Um ataque com faca contra dois homens judeus no norte de Londres, classificado como ato terrorista, motivou reação do governo de Israel e ampliou o debate sobre segurança no Reino Unido. O caso ocorreu na quarta-feira (29/04/2026), no bairro Golders Green, e foi discutido por autoridades locais e internacionais. No mesmo dia, o rei Charles III realizou agenda oficial nos Estados Unidos, destacando a cooperação entre os países.

As vítimas, de 76 e 34 anos, foram socorridas e encaminhadas ao hospital, permanecendo em condição estável, segundo a Polícia Metropolitana. Um suspeito de 45 anos foi preso sob acusação de tentativa de homicídio e segue sob custódia.

O episódio ocorre em um contexto de aumento de incidentes antissemitas no Reino Unido, especialmente em áreas com forte presença da comunidade judaica.

Autoridades classificam ataque como terrorismo

A Polícia Metropolitana informou que o caso foi formalmente enquadrado como ato terrorista, com investigação conduzida por unidade especializada. Segundo as autoridades, o suspeito também teria tentado atacar agentes de segurança antes de ser contido.

Imagens de vigilância indicam que uma das vítimas foi atacada após utilizar um símbolo religioso judaico, o que reforça a linha investigativa de motivação antissemita.

O bairro de Golders Green, onde ocorreu o ataque, concentra uma das maiores comunidades judaicas de Londres.

Israel cobra resposta do Reino Unido

O governo de Israel pediu medidas “decisivas e urgentes” às autoridades britânicas, afirmando que a segurança da comunidade judaica deve ser reforçada.

A diplomacia israelense declarou que a situação exige respostas concretas, diante do crescimento de episódios semelhantes nas últimas semanas.

Autoridades britânicas não detalharam novas medidas imediatas, mas informaram que o patrulhamento policial foi ampliado na região.

Líderes britânicos condenam ataque

O primeiro-ministro do Reino Unido, Keir Starmer, classificou o episódio como ataque antissemita, afirmando que agressões contra a comunidade judaica representam ameaça ao país.

O Rabino-Chefe do Reino Unido também cobrou ações práticas, defendendo a adoção de medidas efetivas além de declarações públicas.

Grupos comunitários participaram da contenção do suspeito até a chegada da polícia, e equipes de emergência prestaram atendimento às vítimas no local.
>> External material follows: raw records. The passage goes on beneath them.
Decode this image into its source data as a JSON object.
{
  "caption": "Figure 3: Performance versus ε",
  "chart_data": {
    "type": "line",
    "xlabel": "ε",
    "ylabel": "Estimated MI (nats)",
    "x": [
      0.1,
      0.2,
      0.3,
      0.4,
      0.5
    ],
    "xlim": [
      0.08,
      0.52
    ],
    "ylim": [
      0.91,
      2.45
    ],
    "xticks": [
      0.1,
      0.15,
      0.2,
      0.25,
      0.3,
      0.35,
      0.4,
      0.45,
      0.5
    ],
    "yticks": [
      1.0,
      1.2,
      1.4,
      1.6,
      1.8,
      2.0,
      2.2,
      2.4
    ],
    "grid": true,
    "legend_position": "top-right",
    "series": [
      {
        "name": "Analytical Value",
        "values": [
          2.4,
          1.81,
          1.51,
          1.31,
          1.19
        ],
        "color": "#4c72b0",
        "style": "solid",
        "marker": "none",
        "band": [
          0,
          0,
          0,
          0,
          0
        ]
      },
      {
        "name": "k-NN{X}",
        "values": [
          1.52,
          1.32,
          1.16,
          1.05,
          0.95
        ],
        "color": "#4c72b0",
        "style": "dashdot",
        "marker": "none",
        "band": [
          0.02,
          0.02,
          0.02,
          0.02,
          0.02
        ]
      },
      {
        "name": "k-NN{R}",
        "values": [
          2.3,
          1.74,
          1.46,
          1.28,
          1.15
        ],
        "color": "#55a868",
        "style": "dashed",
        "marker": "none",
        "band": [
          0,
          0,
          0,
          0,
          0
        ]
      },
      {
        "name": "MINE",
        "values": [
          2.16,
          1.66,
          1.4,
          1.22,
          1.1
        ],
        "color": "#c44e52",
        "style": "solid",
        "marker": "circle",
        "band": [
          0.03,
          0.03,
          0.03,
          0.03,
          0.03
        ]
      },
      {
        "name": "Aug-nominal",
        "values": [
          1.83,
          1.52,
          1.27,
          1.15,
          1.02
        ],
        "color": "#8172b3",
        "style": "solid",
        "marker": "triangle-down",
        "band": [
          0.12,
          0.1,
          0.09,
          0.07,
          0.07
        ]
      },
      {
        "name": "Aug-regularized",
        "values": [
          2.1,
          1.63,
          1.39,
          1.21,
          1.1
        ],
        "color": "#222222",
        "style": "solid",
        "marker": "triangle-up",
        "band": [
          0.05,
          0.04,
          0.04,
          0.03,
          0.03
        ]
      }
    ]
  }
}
Série de incidentes amplia preocupação com segurança

O ataque ocorre após outros episódios recentes, como incêndios e tentativas de ataques contra alvos ligados à comunidade judaica no noroeste de Londres.

Entre os locais atingidos estão ambulâncias, instituições religiosas e organizações comunitárias. Até o momento, 26 pessoas foram presas no contexto dessas investigações.

As autoridades investigam possível ligação entre os casos e grupos que atuam na região, enquanto reforçam medidas de segurança preventiva.

Rei Charles III reforça solidariedade em visita aos EUA

Também na quarta-feira (29/04/2026), o rei Charles III visitou o Memorial do 11 de Setembro, em Nova York, onde declarou “solidariedade duradoura com o povo americano”.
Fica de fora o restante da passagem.